Według dziennika, "w czasie rozmów w sprawie utworzenia koalicji najbardziej pryncypialne znaczenie miały wcale nie kwestie ideologiczne, lecz ekonomiczne, a najważniejsze decyzje ze strony Partii Regionów podejmował bynajmniej nie Wiktor Janukowycz, ale Rinat Achmetow, nr 7 na liście wyborczej +regionałów+".
"Pana Achmetowa uważa się także za głównego organizatora rozbicia +pomarańczowej+ koalicji" - dodaje "Kommiersant".
Gazeta przewiduje, że "+regionałowie+ będą rugować przedstawicieli Naszej Ukrainy z kierowniczych stanowisk w superdochodowych monopolach państwowych, takich jak Naftohaz Ukrainy". "Poddając się Wiktorowi Janukowyczowi, pan Juszczenko wybrał mniejsze zło. Gdyby premierem została Julia Tymoszenko, ludzi prezydenta z takich miejsc wypędzono by szybciej i bardziej brutalnie, a z +regionałami+ można się dogadać" - pisze "Kommiersant".
Dziennik wyraża pogląd, że "Wiktor Janukowycz będzie tylko formalnym premierem, a rzeczywistym zostanie Rinat Achmetow". "Można też przyjąć, że nowy rząd będzie twardo bronić interesów donieckiego biznesu. A ten jest zainteresowany przede wszystkim niskimi cenami rosyjskiego gazu. Jest przeto prawdopodobne, że Wiktor Janukowycz podejmie w Moskwie temat obniżenia ceny gazu dla zaprzyjaźnionego rządu" - wskazuje "Kommiersant".
Zdaniem gazety, "jest jednak mało prawdopodobne, aby Gazprom zgodził się spełnić życzenia Kijowa - ostatnio nikomu nie wychodzi naprzeciw". "Tym bardziej, że nowy rząd raczej nie będzie prorosyjski" - dodaje "Kommiersant".

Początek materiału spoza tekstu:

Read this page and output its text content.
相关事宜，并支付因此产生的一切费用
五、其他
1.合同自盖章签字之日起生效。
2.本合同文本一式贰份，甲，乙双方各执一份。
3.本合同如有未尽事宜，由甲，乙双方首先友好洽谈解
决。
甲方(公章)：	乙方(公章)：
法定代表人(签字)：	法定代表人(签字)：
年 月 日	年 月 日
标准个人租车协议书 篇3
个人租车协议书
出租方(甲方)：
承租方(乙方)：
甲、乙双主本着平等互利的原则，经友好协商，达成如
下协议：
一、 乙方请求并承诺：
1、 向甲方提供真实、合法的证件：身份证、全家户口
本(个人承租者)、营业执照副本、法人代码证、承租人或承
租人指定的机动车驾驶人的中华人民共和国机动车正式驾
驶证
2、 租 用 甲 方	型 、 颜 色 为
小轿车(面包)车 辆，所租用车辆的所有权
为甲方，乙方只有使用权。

W opinii dziennika, "szczególnych starań Wiktor Janukowycz i Rinat Achmetow będą musieli dołożyć, aby spodobać się Zachodowi". "Chcąc zasłużyć na zaufanie Zachodu i stworzyć korzystne warunki dla swojego biznesu, +donieccy+ mogą w najbliższym czasie przejść metamorfozę i stać się jeszcze bardziej prozachodnimi, niż +pomarańczowi+" - pisze "Kommiersant".